Sherlock stopped in his tracks as his mark pulsed at the word skull. He cursed the annoying and inexplicable needy cravings for food that plagued him, the sudden need to eat had separated him from the soulmate he needed to get on the serial suicide (killings) case. His mind filtered through the very narrow list of reasons Mike would ask that question and there was only one answer. "Where is he?"

"I don't know where he is." Mike said his apologetic voice crackling through the receiver. "I never asked him where he lived."

Sherlock swallowed down the you should have that wanted to escape from his throat. "His name?"

"John, John Watson, his middle name starts with an h, but he never told me what it stands for. He was a friend of mine in Uni, we hung around each other a lot. He had a soul mark over his heart, looked like a skull, think he was drunk when he showed it to me. I'd never even seen a soul mark before, but it sure was something, it kept changing even as I was looking at it." Mike rambled, excitement and uncertainty making war in his voice. 

Sherlock hung up the phone feeling strangely hollow as he turned and left Speedy’s. He stopped taking note of the unmanned police car that was stopped by the door of his flat. He walked the short distance to his flat and walked up the stairs, taking note of a strong smelling, but not unpleasant masculine tang to the air. He ran the rest of the way up the stairs scowling when he saw Lestrade sitting in his chair leaning back into it like a king resting on his throne.

“I was under the impression that I’m not welcome on your crime scenes.” Sherlock said stripping off his scarf he walked toward the window looking down at the police car parked by the flat.

“You’re not. Stopped by to check up on you, I can see you haven’t died yet, found him?” Lestrade asked as he watched Sherlock walk in circles.

“I found a lead. Someone I’m aquatinted with knows a man named John, a former Army Doctor, with a skull shaped reactive soulmark. I haven’t yet had a chance to talk with him, but the odds are in my favor.” Sherlock said sounding nothing like a man on the verge of meeting his soulmate.

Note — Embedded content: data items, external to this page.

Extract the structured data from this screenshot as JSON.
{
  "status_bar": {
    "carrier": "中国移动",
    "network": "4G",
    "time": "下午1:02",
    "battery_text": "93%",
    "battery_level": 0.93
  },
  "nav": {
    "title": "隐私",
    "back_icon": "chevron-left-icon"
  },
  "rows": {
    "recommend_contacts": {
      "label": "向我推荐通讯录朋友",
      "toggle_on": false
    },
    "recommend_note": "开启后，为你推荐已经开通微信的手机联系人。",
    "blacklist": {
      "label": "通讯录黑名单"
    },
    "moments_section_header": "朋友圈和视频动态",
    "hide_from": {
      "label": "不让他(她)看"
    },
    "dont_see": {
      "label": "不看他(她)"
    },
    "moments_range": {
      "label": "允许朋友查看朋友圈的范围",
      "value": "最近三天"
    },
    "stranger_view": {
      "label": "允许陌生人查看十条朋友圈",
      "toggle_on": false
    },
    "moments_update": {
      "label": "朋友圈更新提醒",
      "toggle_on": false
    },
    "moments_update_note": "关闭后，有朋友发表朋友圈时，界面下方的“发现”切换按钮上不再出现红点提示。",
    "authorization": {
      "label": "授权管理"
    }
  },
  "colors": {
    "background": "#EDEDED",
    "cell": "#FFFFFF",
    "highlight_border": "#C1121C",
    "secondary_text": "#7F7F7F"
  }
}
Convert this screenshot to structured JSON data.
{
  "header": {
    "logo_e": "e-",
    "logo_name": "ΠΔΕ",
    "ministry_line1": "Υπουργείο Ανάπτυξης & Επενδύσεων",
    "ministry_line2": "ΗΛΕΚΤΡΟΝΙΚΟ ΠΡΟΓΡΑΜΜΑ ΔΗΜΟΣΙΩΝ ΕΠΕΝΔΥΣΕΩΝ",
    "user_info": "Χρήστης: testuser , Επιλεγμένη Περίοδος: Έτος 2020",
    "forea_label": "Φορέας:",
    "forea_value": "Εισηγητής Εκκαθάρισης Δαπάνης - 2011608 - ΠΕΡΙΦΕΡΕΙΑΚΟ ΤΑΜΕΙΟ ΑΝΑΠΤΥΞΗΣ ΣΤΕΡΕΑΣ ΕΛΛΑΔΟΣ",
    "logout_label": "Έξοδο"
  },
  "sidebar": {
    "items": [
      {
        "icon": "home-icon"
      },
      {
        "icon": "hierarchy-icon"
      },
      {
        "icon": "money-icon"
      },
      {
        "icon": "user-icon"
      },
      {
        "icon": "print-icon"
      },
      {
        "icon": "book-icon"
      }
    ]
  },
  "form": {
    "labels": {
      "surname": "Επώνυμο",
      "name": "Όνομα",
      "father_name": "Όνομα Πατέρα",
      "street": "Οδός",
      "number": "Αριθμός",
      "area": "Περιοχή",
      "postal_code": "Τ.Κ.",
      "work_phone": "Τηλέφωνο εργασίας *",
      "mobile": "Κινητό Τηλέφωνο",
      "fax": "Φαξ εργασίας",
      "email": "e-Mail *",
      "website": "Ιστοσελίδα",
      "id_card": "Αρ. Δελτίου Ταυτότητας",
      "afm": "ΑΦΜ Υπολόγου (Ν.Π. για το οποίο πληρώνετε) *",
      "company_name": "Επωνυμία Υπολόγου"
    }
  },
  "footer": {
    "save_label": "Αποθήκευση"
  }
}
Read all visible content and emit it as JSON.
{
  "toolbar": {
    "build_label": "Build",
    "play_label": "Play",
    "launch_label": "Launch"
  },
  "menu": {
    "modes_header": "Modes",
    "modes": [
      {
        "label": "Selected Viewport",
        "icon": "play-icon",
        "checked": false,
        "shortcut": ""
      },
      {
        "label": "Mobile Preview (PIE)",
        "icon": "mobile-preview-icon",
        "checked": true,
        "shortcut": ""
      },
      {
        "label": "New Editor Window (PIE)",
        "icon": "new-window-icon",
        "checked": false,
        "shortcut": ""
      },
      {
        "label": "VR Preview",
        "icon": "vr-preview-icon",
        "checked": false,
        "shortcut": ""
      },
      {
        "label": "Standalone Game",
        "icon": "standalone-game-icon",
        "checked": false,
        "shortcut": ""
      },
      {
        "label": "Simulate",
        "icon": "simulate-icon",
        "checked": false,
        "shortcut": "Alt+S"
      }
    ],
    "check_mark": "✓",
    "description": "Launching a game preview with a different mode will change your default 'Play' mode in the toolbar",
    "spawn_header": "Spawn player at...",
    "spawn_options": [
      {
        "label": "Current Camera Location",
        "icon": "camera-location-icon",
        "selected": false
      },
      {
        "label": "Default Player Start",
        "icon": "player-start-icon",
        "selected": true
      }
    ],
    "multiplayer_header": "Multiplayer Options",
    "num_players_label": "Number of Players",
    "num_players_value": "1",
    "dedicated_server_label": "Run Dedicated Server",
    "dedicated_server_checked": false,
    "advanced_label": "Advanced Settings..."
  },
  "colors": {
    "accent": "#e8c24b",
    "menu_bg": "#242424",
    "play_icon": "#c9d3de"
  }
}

Instead he sounded like he was being fitted for a noose.

Lestrade sighed his body sagging with relief. “Good, because next time I’m not letting you in without him.”

Sherlock stopped in his pacing as the words registered. “And this time?”

Lestrade winced but didn’t try to deny the truth, he’d given up on that when Sherlock had entered his life.“I’m desperate.”

Sherlock pivoted on the ball of his foot turning to look down at Lestrade, seeming as calm as the ocean before a storm. “Where?”

“No Sherlock.” Greg said looking and sounding the part of the concerned father as he stood and pointed at the other man with a judgmental finger. “We’re not doing this your way this time, you are not going to get yourself killed on my watch. You’re taking the car with me, no excuses, and when we get there no over exerting yourself. You’re not going to run off unless you bring me or another officer with you and if we ask you to stop you will stop. If you start to feel dizzy or sick in anyway we are taking you home and you aren’t going to set foot on another crime scene until you can find your soulmate.”

He stepped towards Sherlock his voice soft but slightly hoarse. “Are we clear?” 

Silence rang through the flat and Greg snarled his voice raising into a shout. “I said are we clear?”

Sherlock rolled his eyes with all the dramatic flare of one of Lestrade’s teenage daughters. “Crystal.”

Lestrade breathed in a harsh breath through his nose. “I’m serious Sherlock I’ll ask Mycroft to send some of his men to babysit you if you attempt anything stupid. I won’t hesitate, not anymore.”

“Please Lestrade I’m not Anderson.” Sherlock said his lips twisting up even though Anderson wasn’t around to know that Sherlock was insulting him.

“Yeah I know Anderson actually listens to me when I’m talking.” Leastrade said with his lips quirked into a smirk before he waved to the door. “ Now get in the car and not in the driver’s seat.”

 

“What are you waiting for, someone find him and bring him back!” Less than an hour Lestrade shouted as Sherlock ran off into the night, fleeing the crime scene with a loud shout of the word pink. 

Standing at the top of the stairs Lestrade admitted to himself that he’d been foolish to think that Sherlock wouldn’t run off. He’d probably have Sherlock to blame in a year or so when his heart finally gave out from the stress. Sherlock had seemed to be normal, well his version of normal, at first acting like his usual self, trading insults with Anderson and Donovan, but as he walked up the stairs he winced with almost every step and for a moment there it almost looked like he was limping.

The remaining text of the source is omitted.